The most popular wines produced are the red, white and sparkling wines. These are also known as light wines due to their alcohol context (approx 10-14% alcohol). The percentage is usually determined by volume. The aperitif, dessert and icewines typically contain 14-20% alcohol, which makes them richer and sweeter than the light wines.
Each winemaker ferments their grapes differently to produce refreshing, crisp white wine that may be enjoyed on their own or accompanying a meal. They can vary from very dry to rather sweet, should be served chilled, and go well with white meats, seafood, and fowl. Sauvignon Blanc and Chardonnay are two of the most popular white varieties. Other prominent varietals include Reisling, Pinot Grigio and Gewurtztraminer. White wine can be made from any colour of grape as the skin is separated from the juice during fermentation. A white wine made from a very dark grape may appear pink or 'blush' by allowing the juice of red grapes to be in contact with the skins for a very short time (usually only a couple of hours).
Red wine is made from red (or black) grapes, but its red colour is bestowed by a process called maceration, whereby the skin is left in contact with the juice during fermentation. Red wines are usually dry and go well with such main course dishes as red meats, spaghetti, and highly-seasoned foods. The most popular grape varieties include Cabernet Sauvignon, Merlot, Pinot Noir, and Gamay.
Icewine is a late-harvest wine made from grapes pressed while frozen. Three varieties of vinifera grape and Vidal may be used but usually it is made from Vidal and Riesling grapes. The harvesting of grapes for icewines starts after the 15th of November. Ontario's summer seasons ensures high sugars in the grapes and our winter season ensures a natural ice-wine harvest.
To make icewine, the grapes are left on the vine until after the first frost hits. The icewine harvest, done entirely by hand, commences once the temperature drops below -10 to -13 degrees C. The frozen grapes are then harvested on the vine, and then pressed from their frozen state.
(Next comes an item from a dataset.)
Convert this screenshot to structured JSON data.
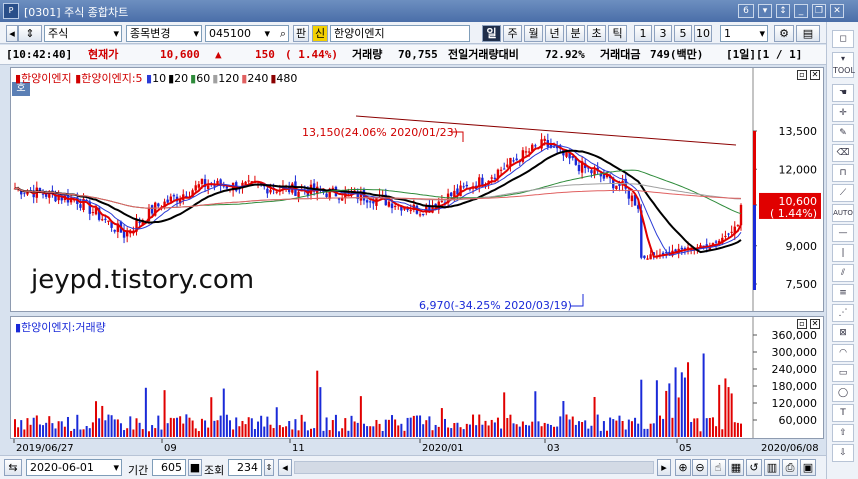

All juice intended for icewine must be pressed within 7 days of harvest. This produces a highly concentrated juice, very high in acids, sugars and aromatics. Because of the lower yield of grapes and the difficulty of processing, icewines are more expensive than table wines.
The high sugar levels in the frozen grapes lead to a slower than normal fermentation. It may take months to complete the fermentation (compared to days or weeks for regular wines) and special strains of yeasts should be used. Icewines are often sold in half-bottle volume (375 ml), and occasionally 200 ml and 50 ml gift packages.